The Atomwaffen Division — an active organization which the Southern Poverty Law Center designates as a hate group with “terror cells that work toward civilizational collapse” — was formed out of Iron March.
Collins was born in Sweden but moved to New Jersey in high school and was stationed at Camp Lejeune from 2017 to 2020, according to court filings. Prosecutors said he frequently posted on the group using the name “Niezgoda.” He allegedly talked about recruiting new members for “a modern day SS,” saying “it will take years to gather all the experience and intelligence that we need to utilize — but that’s what makes it fun.”
Collins met Kryscuk on the message board, according to court filings.
In 2017, prosecutors said Kryscuk wrote about “knocking down The System,” having to “bring the rifles out and go to work” and “taking back the land that is rightfully ours.”
“Second order of business ... is the seizing of territory and the Balkanization of North America,” he wrote on the forum, according to court filings. “Buying property in remote areas that are already predominantly white and right leaning, networking with locals, training, farming, and stockpiling. Essentially we are laying the framework for a guerrilla organization and a takeover of local government and industry.”
Duncan eventually became part of Collins’ “crew” while he was stationed at Camp Lejeune, and the three were photographed together in December 2018, court filings state.
The trio began coordinating payments and deliveries of guns in January 2019, including a 9 mm pistol and an assault rifle, prosecutors said.
Kryscuk, who is from New York, moved to Boise, Idaho, in February 2020 and discussed his weapons manufacturing with the group on Iron March, according to court filings. Prosecutors said he wrote “the final frontier is real life violence” and that he was “acquiring some serious skills” that made him “pretty lethal.”
Duncan then met Kryscuk in July in Boise for a “live-fire weapons training,” court filings state. Prosecutors described the video that resulted as “a montage video of their training” in Friday’s news release.
“This video depicts Kryscuk and another individual firing short barrel rifles and each of the participants firing assault-style rifles,” the superseding indictment states. “The end of the video shows the four participants outfitted in AtomWaffen masks masks giving the ‘Heil Hitler’ sign, beneath the image of a black sun. The last frame of the video displays the statement, ‘Come home white man.’”

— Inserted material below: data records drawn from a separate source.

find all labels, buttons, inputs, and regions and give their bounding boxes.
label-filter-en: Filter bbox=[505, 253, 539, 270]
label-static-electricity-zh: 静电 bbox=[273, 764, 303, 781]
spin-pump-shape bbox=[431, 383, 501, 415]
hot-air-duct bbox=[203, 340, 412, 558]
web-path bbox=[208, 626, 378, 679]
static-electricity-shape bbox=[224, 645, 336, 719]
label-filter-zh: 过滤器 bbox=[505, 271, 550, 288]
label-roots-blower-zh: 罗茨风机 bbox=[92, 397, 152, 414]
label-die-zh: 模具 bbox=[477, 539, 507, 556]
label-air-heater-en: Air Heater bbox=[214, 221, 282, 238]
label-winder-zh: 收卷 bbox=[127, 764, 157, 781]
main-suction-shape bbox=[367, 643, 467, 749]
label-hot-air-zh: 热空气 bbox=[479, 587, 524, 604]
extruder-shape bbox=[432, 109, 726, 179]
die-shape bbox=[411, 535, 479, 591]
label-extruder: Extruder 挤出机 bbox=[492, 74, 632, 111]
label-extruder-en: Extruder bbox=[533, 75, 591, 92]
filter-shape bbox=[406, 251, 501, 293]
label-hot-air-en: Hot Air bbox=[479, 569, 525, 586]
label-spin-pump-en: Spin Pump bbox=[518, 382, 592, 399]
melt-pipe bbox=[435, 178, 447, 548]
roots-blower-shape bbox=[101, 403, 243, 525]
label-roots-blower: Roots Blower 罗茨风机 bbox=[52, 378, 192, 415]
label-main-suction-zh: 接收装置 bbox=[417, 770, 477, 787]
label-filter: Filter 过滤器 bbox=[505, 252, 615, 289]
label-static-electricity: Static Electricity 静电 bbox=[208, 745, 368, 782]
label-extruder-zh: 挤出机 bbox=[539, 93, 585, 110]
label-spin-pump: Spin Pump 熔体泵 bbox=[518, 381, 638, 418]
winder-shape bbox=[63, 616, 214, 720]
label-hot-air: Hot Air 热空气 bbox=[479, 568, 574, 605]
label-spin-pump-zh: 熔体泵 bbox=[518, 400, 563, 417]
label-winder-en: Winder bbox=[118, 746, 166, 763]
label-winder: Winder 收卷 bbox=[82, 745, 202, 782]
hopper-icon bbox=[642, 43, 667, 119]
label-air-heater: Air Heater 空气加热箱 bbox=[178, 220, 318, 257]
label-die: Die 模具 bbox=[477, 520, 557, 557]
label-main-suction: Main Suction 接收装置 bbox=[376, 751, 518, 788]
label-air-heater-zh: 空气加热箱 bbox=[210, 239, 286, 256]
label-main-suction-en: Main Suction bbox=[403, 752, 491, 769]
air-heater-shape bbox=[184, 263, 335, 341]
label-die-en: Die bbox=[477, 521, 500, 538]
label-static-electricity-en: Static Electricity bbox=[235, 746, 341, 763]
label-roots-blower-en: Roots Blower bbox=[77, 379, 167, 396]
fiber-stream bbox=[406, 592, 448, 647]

Duncan, who became a government contractor after leaving the Marines in 2018, followed Kryscuk to Boise in September, prosecutors said. Collins allegedly did the same in October after he was released from the Marines.
The group allegedly amassed a small armory of three 9 mm pistols with a suppressor, four lightweight semiautomatic rifles and at least two short barrel rifles — all built by Kryscuk — by the time they were arrested in October.
Hermanson is separately accused of having “videos, images and communications consistent with ideology expressed by Kryscuk and AtomWaffen,” court filings state. Prosecutors said he also coordinated payments with Kryscuk to manufacture weapons and have them sent to North Carolina, and he allegedly recruited at least one other member to join their group.
The four men face a myriad of charges in the Eastern District, from conspiracy to manufacture firearms and ship them interstate, to interstate transportation of firearms without a license or registration.
Collins and Kryscuk face up to 20 years in prison if convicted, according to the release. Hermanson faces up to 10 years, and Duncan faces up to five years.